Now appears any outlet who wants to attend the second half of the hearing can. (It was previously opened to no press) https://t.co/Vwp8RRhCqQ
— Miranda Green (@mirandacgreen) May 22, 2018
But on the following day, May 23, the EPA again blocked journalists from attending the summit, including Emily Holden from Politico, author and journalist Mariah Blake, and, once again, journalists from E&E News and CNN.
I’m standing at EPA’s chemicals summit, where I’m told by security that I can’t enter and can’t stand inside because it is invite only and no press. They were polite but refused to call public affairs staff, even if I gave them the number (which they said they didn’t have).
— Emily Holden (@emilyhholden) May 23, 2018
Others blocked today include @corbinhiar and @MariahCBlake. Am I missing anyone else who tried? https://t.co/O6wEZuYrOG
— Emily Holden (@emilyhholden) May 23, 2018
I'm told CNN's producer was also turned away from EPA's toxic chemicals summit. That makes at least four of us.
— Emily Holden (@emilyhholden) May 23, 2018
As Holden reported, “The Federal Advisory Committee Act states that ‘any committee, board, commission, council, conference, panel, task force, or other similar group’ used by an agency ‘in the interest of obtaining advice or recommendations’ for the federal government must be open to the public.” Holden asked for a statement about why the EPA thinks its actions were not a violation of the act, but the EPA simply pointed her to its statement from the previous day about the event being at capacity.

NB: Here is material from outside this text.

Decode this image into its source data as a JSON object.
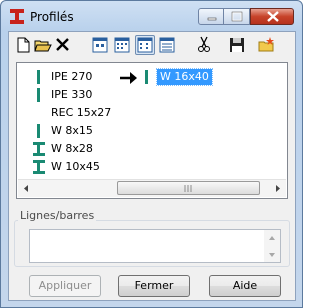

This is just the latest in a long string of incidents in which EPA Administrator Scott Pruitt's press team has blocked reporters from events as well as dropped them from press release distribution lists and retaliated against them in other ways. On April 3, Pruitt barred reporters from his announcement about loosening automobile fuel economy standards. Journalists have been escorted out of Pruitt events by police. Reporters from The Associated Press and The New York Times have been personally attacked in official agency press releases. And the EPA has repeatedly refused to give reporters basic information about the agency's staffing and activities.
Pruitt is currently under fire for multiple scandals and seemingly corrupt activities, including a sweetheart deal he got to rent a D.C. condo from the wife of an energy lobbyist.
The Trump administration has a history of blacklisting reporters. In February of 2017, reporters from The New York Times, CNN, the Los Angeles Times, BuzzFeed News, and Politico were barred from attending a briefing in then-press secretary Sean Spicer’s office. During the campaign, Trump banned a number of outlets from his events. There are numerous other examples of Trump’s war on the press.
The May 22 and 23 summit on per- and polyfluoroalkyl substances (PFAS) comes days after a Politico report revealed that Pruitt’s EPA and the White House sought to block a Health and Human Services study about PFAS and water contamination that “would show that the chemicals endanger human health at a far lower level than EPA has previously called safe.” According to the article, a Trump aide had said the release of the study would cause a “public relations nightmare.”